From a teaching perspective, I would love to encourage students to build on the foundation that I’ll provide in class and for them to iterate on it given their background and interests. Students in DoSS have all of these remarkable skills and I hope to provide them with opportunities to do the best work of their lives.
Finally, and from a broader perspective, I’ve been incredibly lucky in so many aspects of my life, and I’m aware that many others are not so lucky. So broadly, I hope to use my position to help others, particularly to work towards improving representation of minority groups in statistics and data science. With the help of Radu Craiu, who is the Chair of the Statistics Department, and Dean Wendy Duff from the Faculty of Information, Kelly and I set up the Toronto Data Workshop stipends for BIPoC, to provide support for students from these groups to work on data projects. I hope that this will be the start of a larger program to improve support for under-represented students.
I’ve always seen my role as a teacher to act as a conduit to knowledge – identifying which resources are useful and important and opening opportunities for interested students to pursue their own research – rather than being the repository of all knowledge.
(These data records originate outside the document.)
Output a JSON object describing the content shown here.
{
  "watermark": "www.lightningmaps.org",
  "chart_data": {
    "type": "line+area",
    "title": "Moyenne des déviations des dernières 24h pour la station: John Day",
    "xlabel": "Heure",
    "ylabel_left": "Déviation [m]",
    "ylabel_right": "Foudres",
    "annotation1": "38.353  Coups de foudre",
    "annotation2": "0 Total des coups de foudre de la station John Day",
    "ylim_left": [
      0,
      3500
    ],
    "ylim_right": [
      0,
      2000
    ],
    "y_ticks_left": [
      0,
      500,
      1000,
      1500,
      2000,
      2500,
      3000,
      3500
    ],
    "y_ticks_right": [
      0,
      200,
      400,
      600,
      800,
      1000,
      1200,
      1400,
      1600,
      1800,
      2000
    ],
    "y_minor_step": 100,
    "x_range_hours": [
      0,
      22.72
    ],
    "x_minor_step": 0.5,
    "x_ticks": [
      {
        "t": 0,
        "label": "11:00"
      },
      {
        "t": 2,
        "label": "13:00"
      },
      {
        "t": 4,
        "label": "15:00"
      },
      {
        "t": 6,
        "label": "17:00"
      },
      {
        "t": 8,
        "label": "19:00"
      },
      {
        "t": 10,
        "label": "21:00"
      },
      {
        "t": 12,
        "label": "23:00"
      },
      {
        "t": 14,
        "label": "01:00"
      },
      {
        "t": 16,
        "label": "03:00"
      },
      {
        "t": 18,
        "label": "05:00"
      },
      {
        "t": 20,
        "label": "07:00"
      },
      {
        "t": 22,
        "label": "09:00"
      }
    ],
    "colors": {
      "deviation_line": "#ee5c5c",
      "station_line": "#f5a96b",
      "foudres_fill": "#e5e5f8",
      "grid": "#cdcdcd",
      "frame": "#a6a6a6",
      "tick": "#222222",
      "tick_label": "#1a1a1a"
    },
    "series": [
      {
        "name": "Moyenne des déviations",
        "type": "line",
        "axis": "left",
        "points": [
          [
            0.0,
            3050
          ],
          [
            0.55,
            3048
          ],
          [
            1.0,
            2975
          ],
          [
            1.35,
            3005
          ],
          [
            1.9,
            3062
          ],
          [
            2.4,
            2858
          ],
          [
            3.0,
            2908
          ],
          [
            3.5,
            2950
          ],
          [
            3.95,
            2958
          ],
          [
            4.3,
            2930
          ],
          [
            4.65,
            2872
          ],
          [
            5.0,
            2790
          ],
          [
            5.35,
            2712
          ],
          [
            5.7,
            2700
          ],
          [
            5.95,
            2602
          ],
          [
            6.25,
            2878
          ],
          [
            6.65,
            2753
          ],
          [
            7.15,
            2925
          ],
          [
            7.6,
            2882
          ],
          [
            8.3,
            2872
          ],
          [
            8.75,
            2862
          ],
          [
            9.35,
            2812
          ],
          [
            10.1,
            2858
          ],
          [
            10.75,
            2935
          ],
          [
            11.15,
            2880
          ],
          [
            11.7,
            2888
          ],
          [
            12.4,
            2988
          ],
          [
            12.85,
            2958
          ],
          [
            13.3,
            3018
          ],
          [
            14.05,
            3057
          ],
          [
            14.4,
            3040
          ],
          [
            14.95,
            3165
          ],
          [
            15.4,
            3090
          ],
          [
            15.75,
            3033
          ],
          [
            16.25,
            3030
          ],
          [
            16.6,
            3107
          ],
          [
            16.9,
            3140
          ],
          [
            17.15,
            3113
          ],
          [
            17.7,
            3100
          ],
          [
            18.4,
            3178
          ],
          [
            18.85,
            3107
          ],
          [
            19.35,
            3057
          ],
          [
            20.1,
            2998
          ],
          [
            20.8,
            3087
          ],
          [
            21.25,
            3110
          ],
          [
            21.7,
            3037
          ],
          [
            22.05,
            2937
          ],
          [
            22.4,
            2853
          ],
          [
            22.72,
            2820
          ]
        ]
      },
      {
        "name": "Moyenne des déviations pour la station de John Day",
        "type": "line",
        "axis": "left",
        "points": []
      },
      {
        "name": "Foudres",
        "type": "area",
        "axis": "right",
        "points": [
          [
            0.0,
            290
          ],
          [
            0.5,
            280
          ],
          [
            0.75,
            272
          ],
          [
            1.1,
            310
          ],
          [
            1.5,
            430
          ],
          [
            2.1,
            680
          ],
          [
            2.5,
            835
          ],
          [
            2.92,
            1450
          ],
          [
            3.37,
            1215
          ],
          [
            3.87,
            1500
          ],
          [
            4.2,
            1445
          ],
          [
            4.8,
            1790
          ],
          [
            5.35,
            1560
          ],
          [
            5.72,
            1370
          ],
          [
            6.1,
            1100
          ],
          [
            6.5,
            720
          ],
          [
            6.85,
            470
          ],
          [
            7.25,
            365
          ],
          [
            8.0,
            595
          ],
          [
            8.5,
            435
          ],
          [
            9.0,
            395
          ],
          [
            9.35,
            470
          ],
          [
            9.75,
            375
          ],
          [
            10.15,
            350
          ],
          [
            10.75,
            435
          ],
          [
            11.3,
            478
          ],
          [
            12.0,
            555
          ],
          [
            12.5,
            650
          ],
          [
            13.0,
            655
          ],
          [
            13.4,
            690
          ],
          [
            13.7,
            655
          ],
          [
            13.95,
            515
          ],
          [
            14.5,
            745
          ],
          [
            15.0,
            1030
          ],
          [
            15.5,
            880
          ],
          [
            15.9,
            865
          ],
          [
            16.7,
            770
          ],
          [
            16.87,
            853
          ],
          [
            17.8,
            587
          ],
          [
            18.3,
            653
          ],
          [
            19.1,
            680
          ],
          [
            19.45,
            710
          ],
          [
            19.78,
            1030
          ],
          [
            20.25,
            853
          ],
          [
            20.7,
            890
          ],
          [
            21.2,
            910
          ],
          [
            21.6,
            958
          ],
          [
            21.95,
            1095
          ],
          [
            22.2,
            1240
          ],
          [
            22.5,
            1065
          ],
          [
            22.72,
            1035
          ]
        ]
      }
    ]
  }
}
What do you and your family like to do in your spare time?
Our son takes up most of our non-work time at the moment. He’s walking now and a confident little explorer, so I spend a lot of time in Grange Park, and also the various greenspaces at the U of T, especially the college quadrangles which tend to be a tad quieter. As he was born here and, so, is actually a Canadian, I’m a little worried that he’s soon going to be embarrassed by my lack of hockey knowledge, so we are reading books like ‘M is for Maple Leafs’ and ‘1, 2, 3, Cheers for the Toronto Maple Leafs’, both of which I’ve found concerningly informative despite their intended audience of toddlers.